S. Pascale, F. Sdao, and A. Sole

Abstract. The objectives of spatial planning should include the definition and assessment of possible mitigation strategies regarding the effects of natural hazards on the surrounding territory. Unfortunately, however, there is often a lack of adequate tools to provide necessary support to the local bodies responsible for land management. This paper deals with the conception, the development and the validation of an integrated numerical model for assessing systemic vulnerability in complex and urbanized landslide-prone areas. The proposed model considers this vulnerability not as a characteristic of a particular element at risk, but as a peculiarity of a complex territorial system, in which the elements are reciprocally linked in a functional way. It is an index of the tendency of a given territorial element to suffer damage (usually of a functional kind) due to its interconnections with other elements of the same territorial system. The innovative nature of this work also lies in the formalization of a procedure based on a network of influences for an adequate assessment of such "systemic" vulnerability.

This approach can be used to obtain information which is useful, in any given situation of a territory hit by a landslide event, for the identification of the element which has suffered the most functional damage, ie the most "critical" element and the element which has the greatest repercussions on other elements of the system and thus a "decisive" role in the management of the emergency.

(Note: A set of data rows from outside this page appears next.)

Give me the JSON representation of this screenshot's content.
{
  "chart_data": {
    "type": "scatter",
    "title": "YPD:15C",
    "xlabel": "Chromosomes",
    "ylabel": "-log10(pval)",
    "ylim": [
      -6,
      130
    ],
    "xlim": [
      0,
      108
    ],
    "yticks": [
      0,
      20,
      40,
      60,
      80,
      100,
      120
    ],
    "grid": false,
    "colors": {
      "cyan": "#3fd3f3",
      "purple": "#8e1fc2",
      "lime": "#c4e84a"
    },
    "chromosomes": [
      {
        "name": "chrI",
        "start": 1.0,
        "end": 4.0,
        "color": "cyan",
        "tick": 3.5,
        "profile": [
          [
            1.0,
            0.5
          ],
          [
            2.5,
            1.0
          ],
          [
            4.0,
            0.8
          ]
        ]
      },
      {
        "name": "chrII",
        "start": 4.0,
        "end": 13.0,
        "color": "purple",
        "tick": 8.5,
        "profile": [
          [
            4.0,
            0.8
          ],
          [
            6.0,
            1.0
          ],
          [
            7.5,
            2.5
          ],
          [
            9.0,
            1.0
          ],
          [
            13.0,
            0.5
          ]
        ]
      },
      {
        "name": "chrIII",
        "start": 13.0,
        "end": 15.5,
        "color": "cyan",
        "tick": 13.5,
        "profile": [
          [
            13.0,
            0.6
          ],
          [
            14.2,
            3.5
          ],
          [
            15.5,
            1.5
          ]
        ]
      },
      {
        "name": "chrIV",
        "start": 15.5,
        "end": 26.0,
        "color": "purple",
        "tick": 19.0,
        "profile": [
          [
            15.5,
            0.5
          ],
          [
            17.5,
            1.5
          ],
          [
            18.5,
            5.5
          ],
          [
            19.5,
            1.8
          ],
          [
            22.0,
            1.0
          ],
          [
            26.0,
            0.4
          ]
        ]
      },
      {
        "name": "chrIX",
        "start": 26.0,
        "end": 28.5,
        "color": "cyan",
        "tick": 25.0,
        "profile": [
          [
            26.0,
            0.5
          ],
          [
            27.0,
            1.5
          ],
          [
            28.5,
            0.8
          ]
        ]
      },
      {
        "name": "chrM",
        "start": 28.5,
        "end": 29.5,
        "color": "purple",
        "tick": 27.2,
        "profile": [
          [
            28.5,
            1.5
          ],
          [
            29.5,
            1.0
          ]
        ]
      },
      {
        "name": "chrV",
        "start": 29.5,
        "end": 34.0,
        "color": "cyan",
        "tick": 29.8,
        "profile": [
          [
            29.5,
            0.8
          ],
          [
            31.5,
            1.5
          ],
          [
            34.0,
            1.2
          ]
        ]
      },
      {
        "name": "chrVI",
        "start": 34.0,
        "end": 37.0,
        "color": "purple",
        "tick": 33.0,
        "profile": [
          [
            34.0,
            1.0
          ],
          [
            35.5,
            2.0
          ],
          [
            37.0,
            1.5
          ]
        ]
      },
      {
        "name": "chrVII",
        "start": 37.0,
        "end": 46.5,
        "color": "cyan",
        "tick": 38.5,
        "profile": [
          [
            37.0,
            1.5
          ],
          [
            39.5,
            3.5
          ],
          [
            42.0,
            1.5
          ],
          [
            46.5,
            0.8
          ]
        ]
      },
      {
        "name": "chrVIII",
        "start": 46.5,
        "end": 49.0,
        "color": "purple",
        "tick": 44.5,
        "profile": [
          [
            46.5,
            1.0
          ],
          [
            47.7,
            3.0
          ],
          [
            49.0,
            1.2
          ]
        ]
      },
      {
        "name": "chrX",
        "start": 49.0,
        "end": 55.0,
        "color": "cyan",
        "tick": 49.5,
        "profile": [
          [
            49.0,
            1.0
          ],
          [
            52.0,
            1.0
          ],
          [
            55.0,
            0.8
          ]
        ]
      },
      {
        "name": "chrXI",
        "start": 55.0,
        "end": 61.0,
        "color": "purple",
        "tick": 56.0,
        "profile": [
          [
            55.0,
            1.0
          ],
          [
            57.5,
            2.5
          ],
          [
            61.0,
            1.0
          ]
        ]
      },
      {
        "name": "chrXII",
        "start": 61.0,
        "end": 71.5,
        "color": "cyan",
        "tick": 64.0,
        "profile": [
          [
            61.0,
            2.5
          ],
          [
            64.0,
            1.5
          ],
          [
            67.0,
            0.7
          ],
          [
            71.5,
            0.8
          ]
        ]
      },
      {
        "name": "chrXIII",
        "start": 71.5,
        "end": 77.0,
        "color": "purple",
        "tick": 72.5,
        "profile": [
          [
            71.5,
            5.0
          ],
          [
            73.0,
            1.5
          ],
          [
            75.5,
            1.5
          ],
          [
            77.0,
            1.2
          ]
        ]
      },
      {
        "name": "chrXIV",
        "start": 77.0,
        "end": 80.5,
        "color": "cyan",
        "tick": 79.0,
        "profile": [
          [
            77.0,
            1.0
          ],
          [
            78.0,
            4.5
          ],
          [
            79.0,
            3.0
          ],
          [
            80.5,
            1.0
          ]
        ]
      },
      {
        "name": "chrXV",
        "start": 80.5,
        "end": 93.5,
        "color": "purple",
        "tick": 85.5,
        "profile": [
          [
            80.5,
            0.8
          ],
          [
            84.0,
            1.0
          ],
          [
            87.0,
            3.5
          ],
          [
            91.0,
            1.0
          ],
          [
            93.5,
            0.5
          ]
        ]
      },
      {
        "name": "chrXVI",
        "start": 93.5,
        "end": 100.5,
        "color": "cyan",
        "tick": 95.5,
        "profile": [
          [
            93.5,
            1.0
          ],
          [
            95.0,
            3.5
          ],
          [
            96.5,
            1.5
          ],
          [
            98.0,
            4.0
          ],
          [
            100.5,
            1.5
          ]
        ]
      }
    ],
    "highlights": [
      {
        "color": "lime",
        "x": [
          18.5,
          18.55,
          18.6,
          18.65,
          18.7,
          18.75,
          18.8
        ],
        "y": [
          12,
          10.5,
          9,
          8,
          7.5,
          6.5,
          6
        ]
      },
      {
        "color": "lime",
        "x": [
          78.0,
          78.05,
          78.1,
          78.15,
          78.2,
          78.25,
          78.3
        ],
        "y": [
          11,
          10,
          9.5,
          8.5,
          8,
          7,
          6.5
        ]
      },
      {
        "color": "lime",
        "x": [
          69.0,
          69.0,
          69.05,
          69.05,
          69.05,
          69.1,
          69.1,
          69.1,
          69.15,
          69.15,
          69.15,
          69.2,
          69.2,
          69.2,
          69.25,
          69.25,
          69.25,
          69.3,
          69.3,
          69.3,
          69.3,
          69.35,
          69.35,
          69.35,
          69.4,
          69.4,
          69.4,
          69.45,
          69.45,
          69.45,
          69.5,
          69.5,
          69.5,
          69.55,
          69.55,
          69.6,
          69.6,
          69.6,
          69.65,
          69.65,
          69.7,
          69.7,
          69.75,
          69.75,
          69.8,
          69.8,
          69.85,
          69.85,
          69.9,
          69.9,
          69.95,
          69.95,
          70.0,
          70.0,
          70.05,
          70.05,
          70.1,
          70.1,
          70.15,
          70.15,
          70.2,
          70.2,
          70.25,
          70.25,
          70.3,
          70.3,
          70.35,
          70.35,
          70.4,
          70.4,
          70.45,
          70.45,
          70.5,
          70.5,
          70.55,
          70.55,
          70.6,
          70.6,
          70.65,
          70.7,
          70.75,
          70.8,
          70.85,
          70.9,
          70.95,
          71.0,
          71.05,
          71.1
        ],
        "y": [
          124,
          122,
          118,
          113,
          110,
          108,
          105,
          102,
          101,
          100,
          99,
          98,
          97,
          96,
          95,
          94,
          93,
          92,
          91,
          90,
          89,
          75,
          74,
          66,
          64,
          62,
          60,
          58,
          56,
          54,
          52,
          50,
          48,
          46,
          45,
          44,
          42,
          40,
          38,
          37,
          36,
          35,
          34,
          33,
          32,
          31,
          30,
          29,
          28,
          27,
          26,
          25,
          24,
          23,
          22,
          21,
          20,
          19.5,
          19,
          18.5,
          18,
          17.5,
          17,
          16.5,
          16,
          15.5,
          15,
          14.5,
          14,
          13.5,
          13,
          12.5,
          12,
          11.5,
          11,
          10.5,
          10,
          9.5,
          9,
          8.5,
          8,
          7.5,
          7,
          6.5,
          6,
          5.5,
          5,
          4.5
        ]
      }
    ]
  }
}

This model was developed within a GIS system through the following phases:

1. the topological characterization of the territorial system studied and the assessment of the scenarios in terms of spatial landslide hazard. A statistical method, based on neural networks was proposed for the assessment of landslide hazard;

2. the analysis of the direct consequences of a scenario event on the system;

3. the definition of the assessment model of systemic vulnerability in landslide-prone areas.

To highlight the potentialities of the proposed approach we have described a specific case study of landslide hazard in the local council area of Potenza.